SEX ASSIGNED AT BIRTH

The designation of male, female, or intersex that a person is given at birth, often based upon the appearance of their genitalia.


SEXUAL ORIENTATION

One’s emotional and sexual attraction to others. Sexual orientation includes gay, lesbian, bisexual, straight, pansexual, demisexual, asexual, etc. May also be referred to as sexual identity.


STRAIGHT/HETEROSEXUAL

A person who is romantically, emotionally, and/or sexually attracted to people of a gender other than their own.

T


TERF

Trans Exclusionary Radical Feminist. A person who self-identifies as a feminist but who believes that gender is determined by sex and therefore trans women are not women.


TRANSGENDER

An adjective describing a person whose gender identity is not aligned with their sex assigned at birth and/or whose gender expression is non-conforming.
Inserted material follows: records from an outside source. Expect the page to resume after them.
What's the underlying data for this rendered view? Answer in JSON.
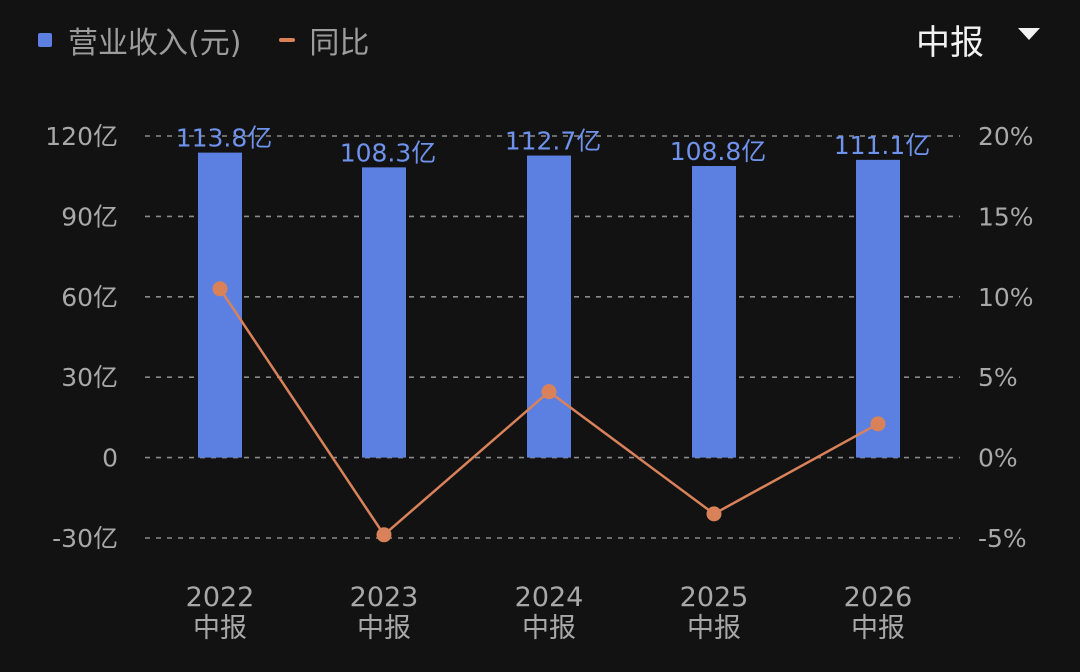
{
  "legend": {
    "bar_label": "营业收入(元)",
    "line_label": "同比"
  },
  "period_selector": {
    "label": "中报",
    "icon": "caret-down-icon"
  },
  "colors": {
    "bar": "#5b80e1",
    "line": "#d9825a",
    "value_label": "#6f92ec",
    "grid": "#8a8a8a",
    "background": "#121212"
  },
  "chart_data": {
    "type": "bar",
    "categories": [
      "2022 中报",
      "2023 中报",
      "2024 中报",
      "2025 中报",
      "2026 中报"
    ],
    "category_lines": [
      [
        "2022",
        "中报"
      ],
      [
        "2023",
        "中报"
      ],
      [
        "2024",
        "中报"
      ],
      [
        "2025",
        "中报"
      ],
      [
        "2026",
        "中报"
      ]
    ],
    "series": [
      {
        "name": "营业收入(元)",
        "type": "bar",
        "axis": "left",
        "values": [
          113.8,
          108.3,
          112.7,
          108.8,
          111.1
        ],
        "unit": "亿",
        "data_labels": [
          "113.8亿",
          "108.3亿",
          "112.7亿",
          "108.8亿",
          "111.1亿"
        ]
      },
      {
        "name": "同比",
        "type": "line",
        "axis": "right",
        "values": [
          10.5,
          -4.8,
          4.1,
          -3.5,
          2.1
        ],
        "unit": "%"
      }
    ],
    "y_left": {
      "min": -30,
      "max": 120,
      "ticks": [
        120,
        90,
        60,
        30,
        0,
        -30
      ],
      "tick_labels": [
        "120亿",
        "90亿",
        "60亿",
        "30亿",
        "0",
        "-30亿"
      ]
    },
    "y_right": {
      "min": -5,
      "max": 20,
      "ticks": [
        20,
        15,
        10,
        5,
        0,
        -5
      ],
      "tick_labels": [
        "20%",
        "15%",
        "10%",
        "5%",
        "0%",
        "-5%"
      ]
    },
    "grid": true,
    "grid_style": "dashed",
    "legend_position": "top-left"
  }
}
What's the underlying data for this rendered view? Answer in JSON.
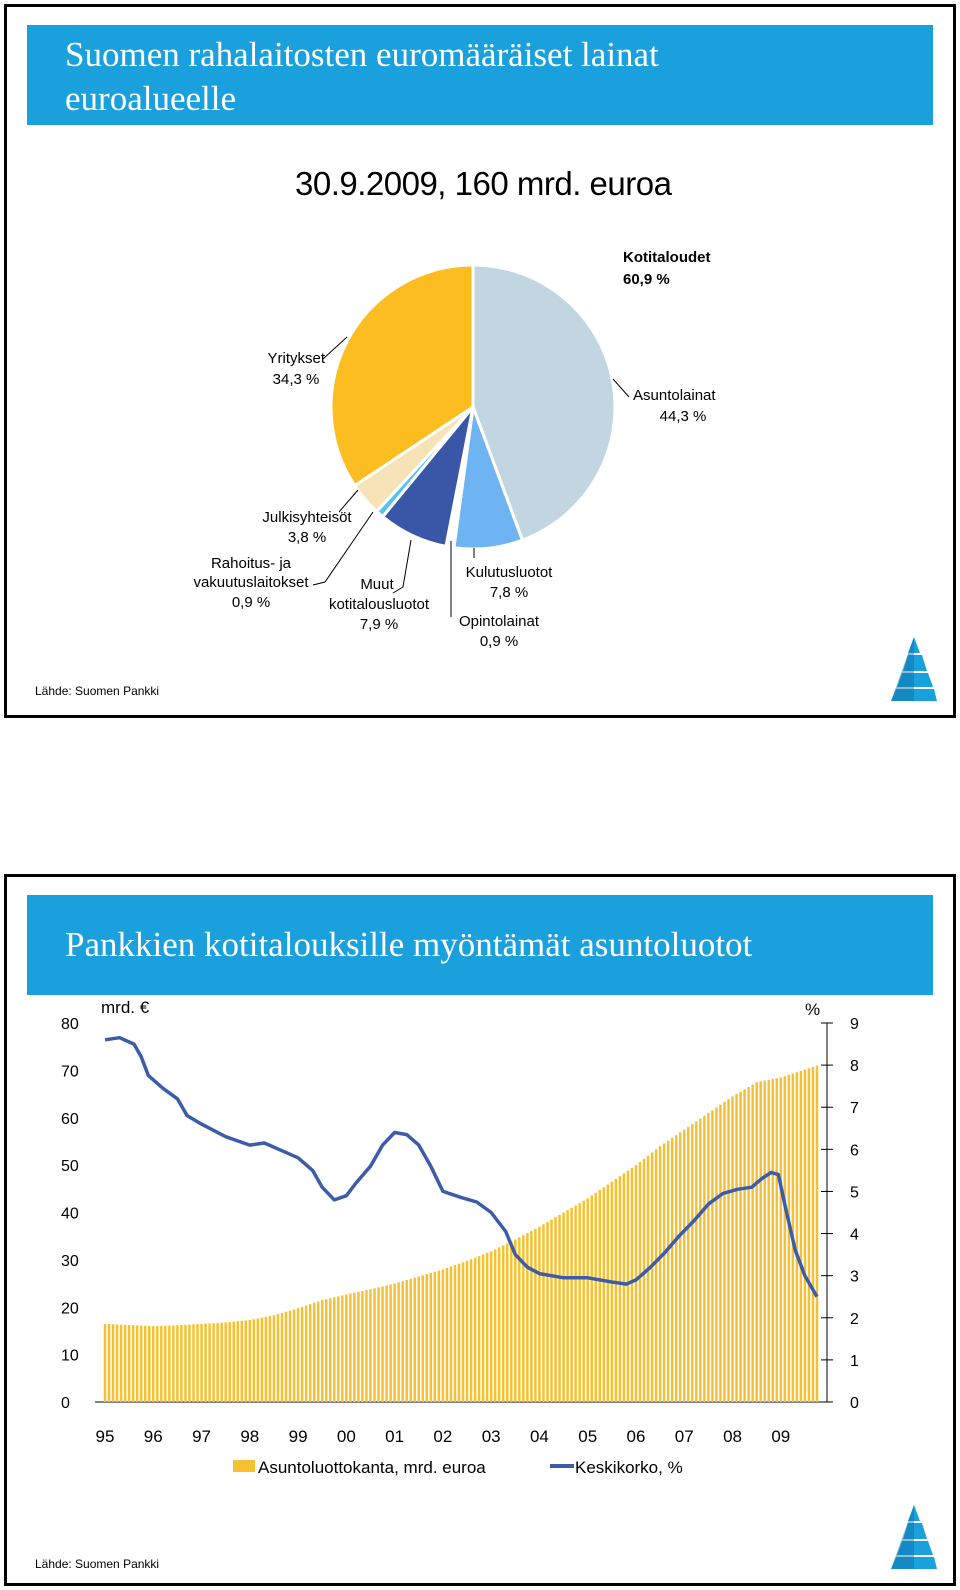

Transgender people may undergo medical treatments to change their physical body to match their innate sense of their gender identity through hormone treatments and/or surgery.


TRANSEXUAL

An outdated term for a person whose gender identity is different from their sex assigned at birth. Transexual sometimes implies that the person has undergone a medical transition. While this term is considered pejorative by many trans people, some still use it.


TRANSPHOBIA

The irrational fear or aversion to transgender people of those who are perceived to break or blur societal norms regarding gender identity or gender expression.


TWO SPIRIT

An umbrella word for any of the culturally specific third gender or gender non-binary identities that exist in different indigenous North American tribes.

U

is for UNIQUE!


V

is for feeling VALIDATED.

W

is for WELLNESS.

X


XE/XEM/XYR

Gender neutral pronouns. "Xe walked xyr dog."

Y


YAS QUEEN

Expression originating from ball culture. Used as encouragement, similar to "you go!"

Z


ZE/ZEM/ZIR

Gender neutral pronouns. "Ze walked zir dog."